Two days ago, on the Facebook, I linked this always pleasant bit of information: we dodge extinction because a huge asteroid will sail right past us on Halloween. (And by “right past us” I mean, c. 300k miles). What gave me a slight chuckle was the article’s admission that this asteroid was just discovered, as in: “Oh crap, there it is; and it’s coming fast.” No time to rustle up some guys from an oil rig, train them in space flight, launch them into space, blah, blah, blah. Nope. This cosmic beanbag is almost here. It also gave me a chuckle because the story reminded me of something I read from Bill Bryson, who always gives me a chuckle.

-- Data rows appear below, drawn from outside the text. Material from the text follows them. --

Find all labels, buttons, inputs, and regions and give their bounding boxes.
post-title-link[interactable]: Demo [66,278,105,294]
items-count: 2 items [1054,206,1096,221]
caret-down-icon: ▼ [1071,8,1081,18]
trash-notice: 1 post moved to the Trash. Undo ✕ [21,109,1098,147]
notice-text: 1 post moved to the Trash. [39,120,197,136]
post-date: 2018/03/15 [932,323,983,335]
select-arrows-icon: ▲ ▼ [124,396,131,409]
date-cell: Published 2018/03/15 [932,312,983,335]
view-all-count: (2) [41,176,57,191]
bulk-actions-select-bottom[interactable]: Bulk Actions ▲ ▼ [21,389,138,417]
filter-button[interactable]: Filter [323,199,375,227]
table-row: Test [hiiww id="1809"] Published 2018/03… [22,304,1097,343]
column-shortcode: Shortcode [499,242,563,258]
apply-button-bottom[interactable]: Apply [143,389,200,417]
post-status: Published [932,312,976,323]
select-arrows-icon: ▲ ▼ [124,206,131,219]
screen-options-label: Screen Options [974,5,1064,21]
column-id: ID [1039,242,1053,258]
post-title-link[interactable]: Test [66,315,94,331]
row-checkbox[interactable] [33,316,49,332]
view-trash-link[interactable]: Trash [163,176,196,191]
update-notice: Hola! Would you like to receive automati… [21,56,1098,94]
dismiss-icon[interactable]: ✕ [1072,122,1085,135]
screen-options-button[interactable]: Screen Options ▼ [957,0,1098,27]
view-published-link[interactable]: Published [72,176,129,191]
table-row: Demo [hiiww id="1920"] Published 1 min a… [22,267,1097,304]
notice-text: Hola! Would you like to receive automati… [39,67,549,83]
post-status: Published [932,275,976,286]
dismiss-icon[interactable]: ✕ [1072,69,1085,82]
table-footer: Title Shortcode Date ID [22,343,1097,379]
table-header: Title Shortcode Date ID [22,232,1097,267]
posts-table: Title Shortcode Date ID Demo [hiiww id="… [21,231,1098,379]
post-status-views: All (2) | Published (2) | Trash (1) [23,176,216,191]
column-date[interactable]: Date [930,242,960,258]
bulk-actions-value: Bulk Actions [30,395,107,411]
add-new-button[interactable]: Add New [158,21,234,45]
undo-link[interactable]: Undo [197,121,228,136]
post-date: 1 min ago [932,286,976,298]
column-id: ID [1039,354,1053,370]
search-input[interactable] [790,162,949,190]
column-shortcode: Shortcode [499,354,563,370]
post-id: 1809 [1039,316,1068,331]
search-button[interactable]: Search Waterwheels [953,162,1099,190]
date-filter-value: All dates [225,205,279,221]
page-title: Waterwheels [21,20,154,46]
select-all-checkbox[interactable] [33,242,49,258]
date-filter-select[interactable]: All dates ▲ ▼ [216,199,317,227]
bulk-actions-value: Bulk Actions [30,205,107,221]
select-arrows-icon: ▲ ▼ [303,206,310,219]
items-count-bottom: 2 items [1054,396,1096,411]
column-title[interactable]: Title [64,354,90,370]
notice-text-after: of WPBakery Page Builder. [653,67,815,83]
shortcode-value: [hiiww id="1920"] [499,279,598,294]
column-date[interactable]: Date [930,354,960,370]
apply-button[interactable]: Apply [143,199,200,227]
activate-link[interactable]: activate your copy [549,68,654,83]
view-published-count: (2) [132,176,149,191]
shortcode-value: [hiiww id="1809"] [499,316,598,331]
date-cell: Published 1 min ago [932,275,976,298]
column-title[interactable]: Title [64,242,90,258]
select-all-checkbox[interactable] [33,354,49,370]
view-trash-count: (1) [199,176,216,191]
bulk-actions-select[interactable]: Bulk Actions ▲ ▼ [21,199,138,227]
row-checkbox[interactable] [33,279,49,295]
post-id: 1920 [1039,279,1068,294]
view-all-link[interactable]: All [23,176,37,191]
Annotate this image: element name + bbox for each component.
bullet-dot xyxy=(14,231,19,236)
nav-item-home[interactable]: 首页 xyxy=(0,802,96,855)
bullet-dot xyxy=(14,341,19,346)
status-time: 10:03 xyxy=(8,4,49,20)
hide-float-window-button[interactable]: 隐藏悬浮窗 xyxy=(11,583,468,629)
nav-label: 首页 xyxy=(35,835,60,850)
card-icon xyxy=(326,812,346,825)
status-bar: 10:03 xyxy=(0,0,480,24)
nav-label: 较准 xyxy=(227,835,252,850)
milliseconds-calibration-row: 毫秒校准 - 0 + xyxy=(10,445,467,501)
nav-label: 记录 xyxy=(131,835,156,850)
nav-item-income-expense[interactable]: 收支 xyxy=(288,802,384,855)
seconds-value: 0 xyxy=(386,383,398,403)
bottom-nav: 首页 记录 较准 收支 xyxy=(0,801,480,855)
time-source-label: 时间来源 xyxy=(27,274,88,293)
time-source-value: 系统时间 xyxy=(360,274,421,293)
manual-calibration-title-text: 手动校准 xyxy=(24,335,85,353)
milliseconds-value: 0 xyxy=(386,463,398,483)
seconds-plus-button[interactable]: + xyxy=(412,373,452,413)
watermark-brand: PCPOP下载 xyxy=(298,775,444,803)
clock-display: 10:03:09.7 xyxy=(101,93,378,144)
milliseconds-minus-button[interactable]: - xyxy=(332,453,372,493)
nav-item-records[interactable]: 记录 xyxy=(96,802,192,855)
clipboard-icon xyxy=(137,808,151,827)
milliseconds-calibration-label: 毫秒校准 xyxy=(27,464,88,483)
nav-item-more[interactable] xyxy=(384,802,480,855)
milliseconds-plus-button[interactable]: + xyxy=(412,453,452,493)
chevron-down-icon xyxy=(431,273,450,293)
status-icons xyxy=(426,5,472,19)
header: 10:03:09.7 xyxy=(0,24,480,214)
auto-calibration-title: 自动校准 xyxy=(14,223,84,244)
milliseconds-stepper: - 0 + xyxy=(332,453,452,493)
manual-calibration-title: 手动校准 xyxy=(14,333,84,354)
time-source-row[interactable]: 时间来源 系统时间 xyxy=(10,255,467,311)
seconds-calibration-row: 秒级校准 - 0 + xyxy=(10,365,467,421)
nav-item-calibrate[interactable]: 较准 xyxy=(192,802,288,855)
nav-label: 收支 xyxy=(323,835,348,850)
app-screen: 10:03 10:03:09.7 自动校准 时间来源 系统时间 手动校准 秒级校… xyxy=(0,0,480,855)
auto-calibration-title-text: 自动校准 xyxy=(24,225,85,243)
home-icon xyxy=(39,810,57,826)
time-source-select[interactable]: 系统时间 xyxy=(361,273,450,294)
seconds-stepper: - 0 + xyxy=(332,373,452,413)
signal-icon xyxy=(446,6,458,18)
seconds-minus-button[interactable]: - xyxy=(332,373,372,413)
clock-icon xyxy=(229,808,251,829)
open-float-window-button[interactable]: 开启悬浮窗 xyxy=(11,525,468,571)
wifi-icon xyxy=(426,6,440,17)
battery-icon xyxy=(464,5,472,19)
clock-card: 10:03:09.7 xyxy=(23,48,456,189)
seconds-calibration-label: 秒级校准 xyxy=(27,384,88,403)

After supplying a useful analogy for the sheer number of asteroids and the Earth’s interaction with them, Bryson writes:
As Steven Ostro of the Jet Propulsion Laboratory has put it, “Suppose that there was a button you could push and you could light up all the Earth-crossing asteroids larger than about ten metres, there would be over a hundred million of these objects in the sky.” In short, you would see not a couple of thousand distant twinkling stars, but millions upon millions upon millions of nearer, randomly moving objects–“all of which are capable of colliding with the Earth and all of which are moving on slightly different courses through the sky at different rates. It would be deeply unnerving.” Well, be unnerved, because it is there. We just can’t see it.”
–Bryson, A Short History of Nearly Everything (2003), 171
A few pages later, Bryson unfolds the really good news:
I asked [Ray Anderson and Brian Witzke] how much warning we would receive if a similar hunk of rock [i.e. the one that caused the Chicxulub crater] were coming towards us today. “Oh, probably none,” said Anderson breezily. “It wouldn’t be visible to the naked eye until it warmed up and that wouldn’t happen until it hit the atmosphere, which would be about one second before it hit the Earth. You’re talking about something moving many tens of times faster than the fastest bullet. Unless it had been seen by someone with a telescope, and that’s by no means a certainty, it would take us completely by surprise.”
The next three pages are fairly detailed educated guesses as to what would happen next. It ain’t pretty. Happy weekend, everybody.